Un souvenir, Elke frémit. Une caresse, Elke gémit. Un serveur, une cahute, une chute des chairs dans une colonie en rut. Le colon explore le terroir. Qu’en est-il quand le terroir explore le colon. Elle était entière alors encore, Elke BBW déjà avait ses préférences. Noir comme la nuit, monté comme un âne son serveur. Aujourd’hui toujours reliée, à un serveur oui mais plus le même genre, moins de saveur, moin de bite plus de bit. Grésillement électrique, Elke gémit encore. Ca peut faire l’amour un serveur ?
Elle souffle, c’est fini. L’orgasme et ses tonnerres sont passés. Retour à la réalité. La fée s’éveille peut-être choquée par un trop plein de phéromones poivrées. Elke s’approche murmure quelques formules à la forme minuscule. Résignée, elle s’en va tapiner la crypto-fée.
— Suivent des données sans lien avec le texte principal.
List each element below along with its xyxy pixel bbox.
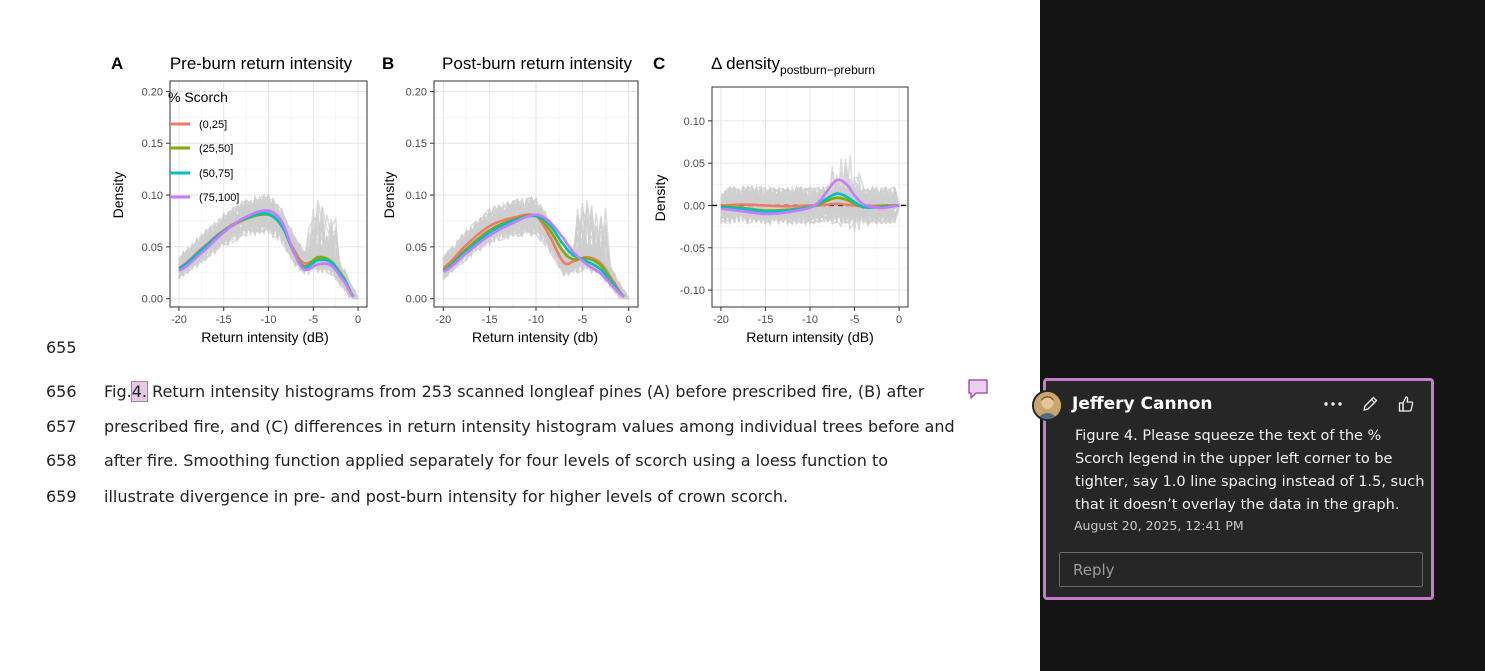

Plus de gris-gris en vrai mais Dr. John qui chantonne. Elke s'essouffle, il fait chaud. IMC tu la fait craquer. Au loin une explosion, une mégastructure qui s’effondre. 400000 âmes qui s’éteignent, un infime pourcentage. Quelle valeur au regard des statistiques, du nombre ? 1956 : catastrophe au bois du Cazier, plus de 262 morts. Deuil national. 2156 : catastrophe au bois du Cazier, 400000 morts. Silence radio. Les temps changent. Faut marquer l’coup pour marquer les esprits. Une IA marchand de sommeil vient de succomber à un chtouille carabinée. Fallait pas y toucher à la crypto-fée mais tu n’est qu’un porc que tu sois fait de chair et de sang ou d’impulsions et de données. La méga tour dortoire s’est fissurée sans tes ajustements précis. C’est trop grand, trop haut, trop lourd, trop près du ciel ! Plus rien de naturel. Enlève ses médocs à un vieux et il clamse fissa. Idem pour ces monolithes concrets machistes qui défient la physique à coup d’assistance électronique. Pccccch. Démolition afro-féministe-traditionaliste et Cie. N° d’établissement 859447152. CEO : Elke Oso N’Passi. Crypto-Fée acharnée, bonne taffeuse, employée de l’année. Elke s’arrête elle aussi, lassée. Des tambours hurlent dans la nuit digitale. Un griot carolo fait de 1 et de 0 rend hommage à une grande dame.